The final aspect of the Ashley analysis questions whether the danger involved was intended to be covered by the Act. It is clear that the purpose of the Act is to protect workers engaged in extrahazardous activities or occupations from certain risks inherent in the nature of their jobs. It is undisputed that plaintiff needed to straighten out the cable he was working with prior to recoiling it and loading it back onto the truck. The only inquiry that should be made is whether the danger involved in this particular situation, tripping in a depression in the ground, is the type of activity intended to be covered by the Act. We do not believe that it is.
The depressions, ruts and uneven ground conditions present at the construction site where plaintiff was injured were the result of the normal activity which occurs at such a site due to the inherent nature of the construction process. They were not specifically placed on the site as a result of some distinctive construction plan as was the hole at issue in Rambert. Nor were the ground conditions present here comparable to the quicksand-like conditions at issue in the Ashley case. Rather, plaintiff, albeit unfortunately, tripped in a depression in the ground while walking backward. Given the purpose of the Act, we do not believe that the danger of tripping in such a depression is the type of danger intended to be covered by the Act.
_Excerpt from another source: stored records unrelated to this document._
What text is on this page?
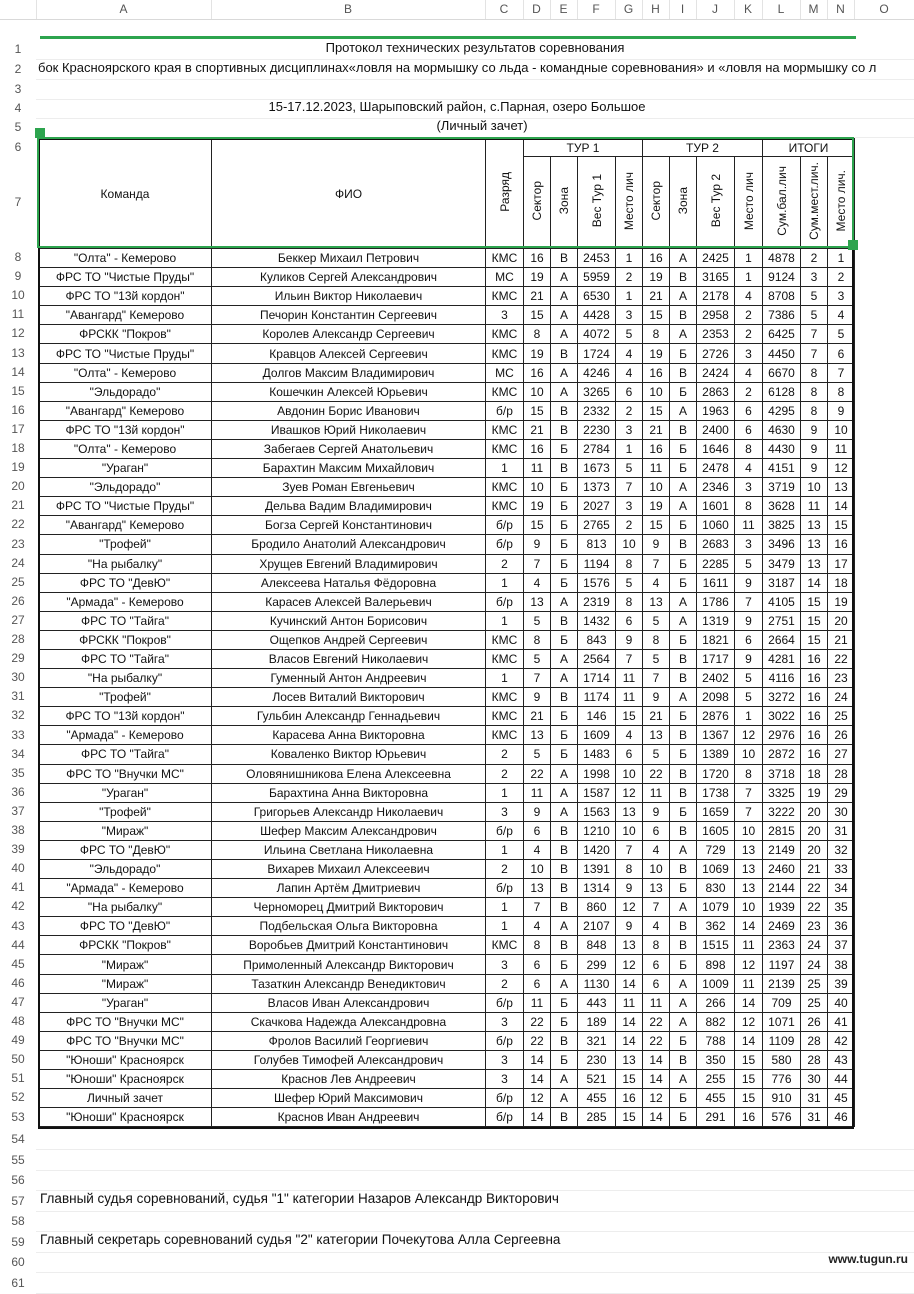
A	B	C	D	E	F	G	H	I	J	K	L	M	N	O
1
2
3
4
5
6
7
8
9
10
11
12
13
14
15
16
17
18
19
20
21
22
23
24
25
26
27
28
29
30
31
32
33
34
35
36
37
38
39
40
41
42
43
44
45
46
47
48
49
50
51
52
53
54
55
56
57
58
59
60
61
Протокол технических результатов соревнования
бок Красноярского края в спортивных дисциплинах«ловля на мормышку со льда - командные соревнования» и «ловля на мормышку со л
15-17.12.2023, Шарыповский район, с.Парная, озеро Большое
(Личный зачет)
Команда	ФИО	Разряд	ТУР 1				ТУР 2				ИТОГИ		
			Сектор	Зона	Вес Тур 1	Место лич	Сектор	Зона	Вес Тур 2	Место лич	Сум.бал.лич	Сум.мест.лич.	Место лич.
"Олта" - Кемерово	Беккер Михаил Петрович	КМС	16	В	2453	1	16	А	2425	1	4878	2	1
ФРС ТО "Чистые Пруды"	Куликов Сергей Александрович	МС	19	А	5959	2	19	В	3165	1	9124	3	2
ФРС ТО "13й кордон"	Ильин Виктор Николаевич	КМС	21	А	6530	1	21	А	2178	4	8708	5	3
"Авангард" Кемерово	Печорин Константин Сергеевич	3	15	А	4428	3	15	В	2958	2	7386	5	4
ФРСКК "Покров"	Королев Александр Сергеевич	КМС	8	А	4072	5	8	А	2353	2	6425	7	5
ФРС ТО "Чистые Пруды"	Кравцов Алексей Сергеевич	КМС	19	В	1724	4	19	Б	2726	3	4450	7	6
"Олта" - Кемерово	Долгов Максим Владимирович	МС	16	А	4246	4	16	В	2424	4	6670	8	7
"Эльдорадо"	Кошечкин Алексей Юрьевич	КМС	10	А	3265	6	10	Б	2863	2	6128	8	8
"Авангард" Кемерово	Авдонин Борис Иванович	б/р	15	В	2332	2	15	А	1963	6	4295	8	9
ФРС ТО "13й кордон"	Ивашков Юрий Николаевич	КМС	21	В	2230	3	21	В	2400	6	4630	9	10
"Олта" - Кемерово	Забегаев Сергей Анатольевич	КМС	16	Б	2784	1	16	Б	1646	8	4430	9	11
"Ураган"	Барахтин Максим Михайлович	1	11	В	1673	5	11	Б	2478	4	4151	9	12
"Эльдорадо"	Зуев Роман Евгеньевич	КМС	10	Б	1373	7	10	А	2346	3	3719	10	13
ФРС ТО "Чистые Пруды"	Дельва Вадим Владимирович	КМС	19	Б	2027	3	19	А	1601	8	3628	11	14
"Авангард" Кемерово	Богза Сергей Константинович	б/р	15	Б	2765	2	15	Б	1060	11	3825	13	15
"Трофей"	Бродило Анатолий Александрович	б/р	9	Б	813	10	9	В	2683	3	3496	13	16
"На рыбалку"	Хрущев Евгений Владимирович	2	7	Б	1194	8	7	Б	2285	5	3479	13	17
ФРС ТО "ДевЮ"	Алексеева Наталья Фёдоровна	1	4	Б	1576	5	4	Б	1611	9	3187	14	18
"Армада" - Кемерово	Карасев Алексей Валерьевич	б/р	13	А	2319	8	13	А	1786	7	4105	15	19
ФРС ТО "Тайга"	Кучинский Антон Борисович	1	5	В	1432	6	5	А	1319	9	2751	15	20
ФРСКК "Покров"	Ощепков Андрей Сергеевич	КМС	8	Б	843	9	8	Б	1821	6	2664	15	21
ФРС ТО "Тайга"	Власов Евгений Николаевич	КМС	5	А	2564	7	5	В	1717	9	4281	16	22
"На рыбалку"	Гуменный Антон Андреевич	1	7	А	1714	11	7	В	2402	5	4116	16	23
"Трофей"	Лосев Виталий Викторович	КМС	9	В	1174	11	9	А	2098	5	3272	16	24
ФРС ТО "13й кордон"	Гульбин Александр Геннадьевич	КМС	21	Б	146	15	21	Б	2876	1	3022	16	25
"Армада" - Кемерово	Карасева Анна Викторовна	КМС	13	Б	1609	4	13	В	1367	12	2976	16	26
ФРС ТО "Тайга"	Коваленко Виктор Юрьевич	2	5	Б	1483	6	5	Б	1389	10	2872	16	27
ФРС ТО "Внучки МС"	Оловянишникова Елена Алексеевна	2	22	А	1998	10	22	В	1720	8	3718	18	28
"Ураган"	Барахтина Анна Викторовна	1	11	А	1587	12	11	В	1738	7	3325	19	29
"Трофей"	Григорьев Александр Николаевич	3	9	А	1563	13	9	Б	1659	7	3222	20	30
"Мираж"	Шефер Максим Александрович	б/р	6	В	1210	10	6	В	1605	10	2815	20	31
ФРС ТО "ДевЮ"	Ильина Светлана Николаевна	1	4	В	1420	7	4	А	729	13	2149	20	32
"Эльдорадо"	Вихарев Михаил Алексеевич	2	10	В	1391	8	10	В	1069	13	2460	21	33
"Армада" - Кемерово	Лапин Артём Дмитриевич	б/р	13	В	1314	9	13	Б	830	13	2144	22	34
"На рыбалку"	Черноморец Дмитрий Викторович	1	7	В	860	12	7	А	1079	10	1939	22	35
ФРС ТО "ДевЮ"	Подбельская Ольга Викторовна	1	4	А	2107	9	4	В	362	14	2469	23	36
ФРСКК "Покров"	Воробьев Дмитрий Константинович	КМС	8	В	848	13	8	В	1515	11	2363	24	37
"Мираж"	Примоленный Александр Викторович	3	6	Б	299	12	6	Б	898	12	1197	24	38
"Мираж"	Тазаткин Александр Венедиктович	2	6	А	1130	14	6	А	1009	11	2139	25	39
"Ураган"	Власов Иван Александрович	б/р	11	Б	443	11	11	А	266	14	709	25	40
ФРС ТО "Внучки МС"	Скачкова Надежда Александровна	3	22	Б	189	14	22	А	882	12	1071	26	41
ФРС ТО "Внучки МС"	Фролов Василий Георгиевич	б/р	22	В	321	14	22	Б	788	14	1109	28	42
"Юноши" Красноярск	Голубев Тимофей Александрович	3	14	Б	230	13	14	В	350	15	580	28	43
"Юноши" Красноярск	Краснов Лев Андреевич	3	14	А	521	15	14	А	255	15	776	30	44
Личный зачет	Шефер Юрий Максимович	б/р	12	А	455	16	12	Б	455	15	910	31	45
"Юноши" Красноярск	Краснов Иван Андреевич	б/р	14	В	285	15	14	Б	291	16	576	31	46
Главный судья соревнований, судья "1" категории Назаров Александр Викторович
Главный секретарь соревнований судья "2" категории Почекутова Алла Сергеевна
www.tugun.ru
For the foregoing reasons, we find that there are no genuine issues as to any material fact in regard to count I of plaintiff's complaint in which plaintiff alleges a violation of the Structural Work Act and that defendant was entitled to judgment in its favor on this count as a matter of law.
Accordingly, the order of the trial court granting partial summary judgment for defendant on count I of plaintiff's complaint is affirmed.